In Anbetracht der schweren psychischen Belastung für die Frau und ihre Familie gibt es zunächst ausführliche Beratungsgespräche. Nazma Khatun muss aus ihrer Depression geholt werden und braucht Mut, denn sie kehrt als Gescheiterte in ihre alte Gesellschaft und Nachbarschaft zurück. Allein abfällige Bemerkungen oder Schadenfreude über die glücklose Auswanderin können das Trauma verschlimmern.
Eine neue Zukunft
Nazma Khatun geht es nach den Gesprächen besser, sie fühlt sich in der Lage, Entscheidungen treffen zu können. Und vor allem: Sie möchte sich selbst helfen und entscheidet sich dazu, ein kleines Bekleidungsgeschäft aufzubauen. Sie bildet sich im Schneidern fort und lernt, wie sie solch ein Kleingewerbe managt. Der Anschub dafür, also auch Stoffe, wird gestellt. Dann beginnt sie von zuhause aus mit ihrer Arbeit.

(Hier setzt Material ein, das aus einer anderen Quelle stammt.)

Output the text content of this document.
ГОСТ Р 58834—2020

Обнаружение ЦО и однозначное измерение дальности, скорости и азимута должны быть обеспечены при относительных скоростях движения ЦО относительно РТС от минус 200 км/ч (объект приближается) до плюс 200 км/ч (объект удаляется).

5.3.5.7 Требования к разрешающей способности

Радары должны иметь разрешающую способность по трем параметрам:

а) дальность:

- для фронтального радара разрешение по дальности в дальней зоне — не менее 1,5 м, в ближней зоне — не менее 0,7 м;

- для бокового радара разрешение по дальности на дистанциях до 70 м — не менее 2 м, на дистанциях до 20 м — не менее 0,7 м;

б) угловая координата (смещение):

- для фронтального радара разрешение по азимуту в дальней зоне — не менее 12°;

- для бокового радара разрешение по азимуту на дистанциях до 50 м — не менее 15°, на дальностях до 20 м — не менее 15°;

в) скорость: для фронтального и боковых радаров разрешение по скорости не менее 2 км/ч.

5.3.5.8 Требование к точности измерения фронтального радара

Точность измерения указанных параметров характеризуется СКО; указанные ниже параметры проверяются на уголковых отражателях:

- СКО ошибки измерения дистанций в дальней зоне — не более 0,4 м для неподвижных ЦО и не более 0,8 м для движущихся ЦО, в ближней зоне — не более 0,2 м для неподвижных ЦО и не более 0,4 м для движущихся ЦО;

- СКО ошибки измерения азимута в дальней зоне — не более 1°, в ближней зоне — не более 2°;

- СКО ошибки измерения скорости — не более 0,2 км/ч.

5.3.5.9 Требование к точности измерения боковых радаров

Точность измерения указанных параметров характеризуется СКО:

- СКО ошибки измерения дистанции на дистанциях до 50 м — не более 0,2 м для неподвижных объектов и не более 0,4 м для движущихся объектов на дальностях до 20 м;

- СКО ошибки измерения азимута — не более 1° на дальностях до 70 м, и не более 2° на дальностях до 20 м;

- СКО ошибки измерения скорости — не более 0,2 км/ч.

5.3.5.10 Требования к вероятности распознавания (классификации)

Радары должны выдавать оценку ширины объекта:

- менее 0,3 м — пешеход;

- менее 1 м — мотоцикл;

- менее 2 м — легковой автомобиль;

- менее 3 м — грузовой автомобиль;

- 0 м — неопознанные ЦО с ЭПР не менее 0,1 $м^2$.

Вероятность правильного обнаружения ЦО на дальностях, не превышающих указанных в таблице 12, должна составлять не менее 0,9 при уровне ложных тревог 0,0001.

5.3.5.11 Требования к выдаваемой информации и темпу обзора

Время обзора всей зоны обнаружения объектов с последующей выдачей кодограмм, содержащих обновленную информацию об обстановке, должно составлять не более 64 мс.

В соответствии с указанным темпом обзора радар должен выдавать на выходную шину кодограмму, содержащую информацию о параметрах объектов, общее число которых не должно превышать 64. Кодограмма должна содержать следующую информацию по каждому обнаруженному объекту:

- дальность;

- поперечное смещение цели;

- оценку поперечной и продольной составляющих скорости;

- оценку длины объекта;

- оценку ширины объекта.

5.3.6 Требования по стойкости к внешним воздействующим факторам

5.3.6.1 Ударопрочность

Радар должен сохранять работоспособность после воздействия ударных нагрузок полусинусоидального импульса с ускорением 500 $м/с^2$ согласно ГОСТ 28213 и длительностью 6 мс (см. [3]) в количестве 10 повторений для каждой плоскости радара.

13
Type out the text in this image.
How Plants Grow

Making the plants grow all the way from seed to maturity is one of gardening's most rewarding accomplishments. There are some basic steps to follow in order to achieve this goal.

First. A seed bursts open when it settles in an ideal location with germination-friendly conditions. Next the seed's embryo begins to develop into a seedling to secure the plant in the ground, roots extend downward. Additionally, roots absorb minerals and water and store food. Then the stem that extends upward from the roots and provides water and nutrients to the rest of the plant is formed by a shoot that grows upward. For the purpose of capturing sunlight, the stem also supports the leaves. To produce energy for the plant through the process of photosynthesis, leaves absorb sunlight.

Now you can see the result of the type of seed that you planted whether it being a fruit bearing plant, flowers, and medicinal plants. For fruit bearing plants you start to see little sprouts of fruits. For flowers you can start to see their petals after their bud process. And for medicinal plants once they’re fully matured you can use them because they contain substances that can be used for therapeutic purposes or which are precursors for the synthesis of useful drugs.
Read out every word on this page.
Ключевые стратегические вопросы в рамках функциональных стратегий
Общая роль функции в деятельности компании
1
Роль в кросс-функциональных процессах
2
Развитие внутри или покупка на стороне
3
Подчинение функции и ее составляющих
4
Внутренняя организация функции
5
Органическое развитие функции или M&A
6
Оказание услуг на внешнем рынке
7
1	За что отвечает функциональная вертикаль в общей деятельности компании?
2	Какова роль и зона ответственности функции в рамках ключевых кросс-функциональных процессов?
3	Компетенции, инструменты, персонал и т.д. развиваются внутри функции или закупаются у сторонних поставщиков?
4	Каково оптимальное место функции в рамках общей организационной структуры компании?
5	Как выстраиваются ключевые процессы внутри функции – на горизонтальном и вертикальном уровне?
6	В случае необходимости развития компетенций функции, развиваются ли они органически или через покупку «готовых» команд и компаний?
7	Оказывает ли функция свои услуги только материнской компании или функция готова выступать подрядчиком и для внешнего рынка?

Seitdem verdient Nazma Khatun 5000 Taka im Monat (50 Euro) – so viel, wie sie unregelmäßig als Haushaltshilfe in Oman bekam. Doch die 35-Jährige muss nicht mehr fast 20 Stunden an einem Tag schuften. Sie ist bei ihrer Familie, hat Zeit, und im ländlichen Bangladesch ein genügendes Auskommen. Vor allem aber hat sie sich durch die Beratung und Unterstützung nach ihrer Heimkehr zurück ins Leben gekämpft – und ihre Freiheit wiedererlangt.
Der Text basiert auf dem Bericht, den die NGO Agrogoti nach einem ausführlichen Interview mit Nazma Khatun erstellt hat. Seit 2022 ist Agrogoti neue Partnerorganisation von NETZ im Projektbereich "Ein Leben lang genug Reis".